Tuesday, March 8, 2011

Losing More Carriers

With today's report that Sprint/Nextel is considering buying T-Mobile, we're converting our Fat Tuesday beads to Worry Beads. It does look like a slow but sure path of consolidation toward a "Big 2" in the wireless industry. This deal could be limited to T-Mobile's parent company, Deutsch Telekom, investing in Sprint's Clearwire network to give T-Mobile a 4G footprint.

Consolidation keeps on rolling whether this deal happens or not. We were saddened to hear that Cap Rock Cellular of west Texas has sold out to AT&T. AT&T already has extensive operations throughout the state, but when Verizon Wireless jumped ahead in west Texas with the Alltel acquisition, AT&T needed to act.
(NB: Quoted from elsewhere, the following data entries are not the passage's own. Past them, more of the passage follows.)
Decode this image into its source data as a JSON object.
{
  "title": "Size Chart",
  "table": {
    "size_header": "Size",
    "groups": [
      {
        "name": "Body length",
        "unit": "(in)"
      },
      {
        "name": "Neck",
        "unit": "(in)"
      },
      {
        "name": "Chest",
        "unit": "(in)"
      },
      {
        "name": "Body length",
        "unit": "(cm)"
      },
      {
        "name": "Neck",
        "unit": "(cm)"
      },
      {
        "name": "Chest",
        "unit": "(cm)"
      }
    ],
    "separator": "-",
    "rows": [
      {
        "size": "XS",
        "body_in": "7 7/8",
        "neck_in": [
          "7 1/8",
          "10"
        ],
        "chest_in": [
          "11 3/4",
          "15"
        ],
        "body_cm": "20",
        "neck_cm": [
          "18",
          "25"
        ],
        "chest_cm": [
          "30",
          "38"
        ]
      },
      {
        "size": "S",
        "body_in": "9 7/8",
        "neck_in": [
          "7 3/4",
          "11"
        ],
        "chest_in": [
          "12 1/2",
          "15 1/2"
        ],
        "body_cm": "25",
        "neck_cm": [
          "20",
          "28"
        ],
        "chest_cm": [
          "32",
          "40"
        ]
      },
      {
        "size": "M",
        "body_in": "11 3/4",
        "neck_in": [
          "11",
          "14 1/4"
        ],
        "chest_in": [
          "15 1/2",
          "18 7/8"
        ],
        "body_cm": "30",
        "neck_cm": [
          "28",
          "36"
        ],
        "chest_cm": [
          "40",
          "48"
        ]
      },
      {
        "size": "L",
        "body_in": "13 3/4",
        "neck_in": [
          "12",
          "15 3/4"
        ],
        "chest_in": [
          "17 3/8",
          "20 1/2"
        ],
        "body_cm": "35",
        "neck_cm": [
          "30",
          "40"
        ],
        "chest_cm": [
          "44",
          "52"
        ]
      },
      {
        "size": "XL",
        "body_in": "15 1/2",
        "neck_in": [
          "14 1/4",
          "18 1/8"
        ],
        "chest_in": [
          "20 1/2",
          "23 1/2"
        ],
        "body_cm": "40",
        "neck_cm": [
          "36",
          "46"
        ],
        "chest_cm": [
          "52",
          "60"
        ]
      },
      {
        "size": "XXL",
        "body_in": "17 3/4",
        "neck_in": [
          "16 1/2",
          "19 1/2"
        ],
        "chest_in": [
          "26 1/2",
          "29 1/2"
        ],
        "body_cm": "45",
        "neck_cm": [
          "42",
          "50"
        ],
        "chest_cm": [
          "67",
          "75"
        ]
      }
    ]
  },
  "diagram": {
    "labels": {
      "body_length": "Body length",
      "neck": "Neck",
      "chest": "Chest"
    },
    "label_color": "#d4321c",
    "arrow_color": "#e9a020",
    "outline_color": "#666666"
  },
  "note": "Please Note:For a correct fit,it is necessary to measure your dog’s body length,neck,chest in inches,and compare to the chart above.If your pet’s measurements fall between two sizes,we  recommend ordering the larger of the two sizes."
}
They become another new player in west Texas and that just may be a positive change to the locals, but it's just one more step toward making the big ones too big. This marks the 5th small Texas carrier that AT&T has grabbed, with maybe just one left, XIT Cellular.
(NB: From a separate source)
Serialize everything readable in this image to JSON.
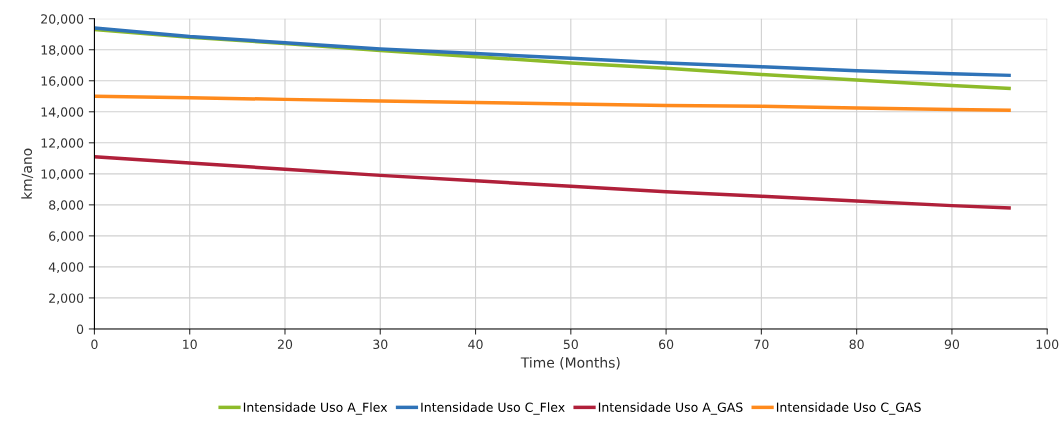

We thought the small telephone cooperatives would be a strong voice for local wireless service, but the smell of money is too strong. Coincidentally, Cap Rock purchased their wireline operations from Southwestern Bell, a predecessor of the current AT&T. Independence is fleeting. I hope reasonably-priced wireless isn't.

3 comments:

Benjamin A said...

GSM, HSDPA, CDMA 1X/EVDO, WiMAX, iDEN, and maybe LTE all from one company! That is a crazy concept.

Oz Andrews said...

Ah yes. Sprint couldn't integrate the Nextel iDEN network into their operation. Now they think they can add a GSM network? Some of us learn from our mistakes.

William said...

Such a merger would force the new company to jump to LTE. It would be very impractical from a fiscal standpoint to operate so many different networks; iDEN would obviously be the first to go, but after that, it would be difficult to move 35 million Sprint or T-Mobile customers to GSM or CDMA. The parent company would have to choose one or the other until a a full scale LTE network would become available. If Sprint would do to T-Mobile what they did to Nextel, they would bleed off tens of millions of customers; and vice versa if T-Mobile did the same to Sprint customers. And sadly, these customers would likely all switch to the Big Two. It's conceivable that the combined company would lose several hundred thousand to possibly a few million customers right from the beginning; I know of many T-Mobile and Sprint customers whom refuse to switch from one company to the next. We'll see if anyone learned something as Bill mentioned. At the very least, this is a very risky move, but it can be pulled off if Sprint learned it's lesson from the Nextel debacle. Such a merger will either be a gold mine if done right, or a money drain if botched.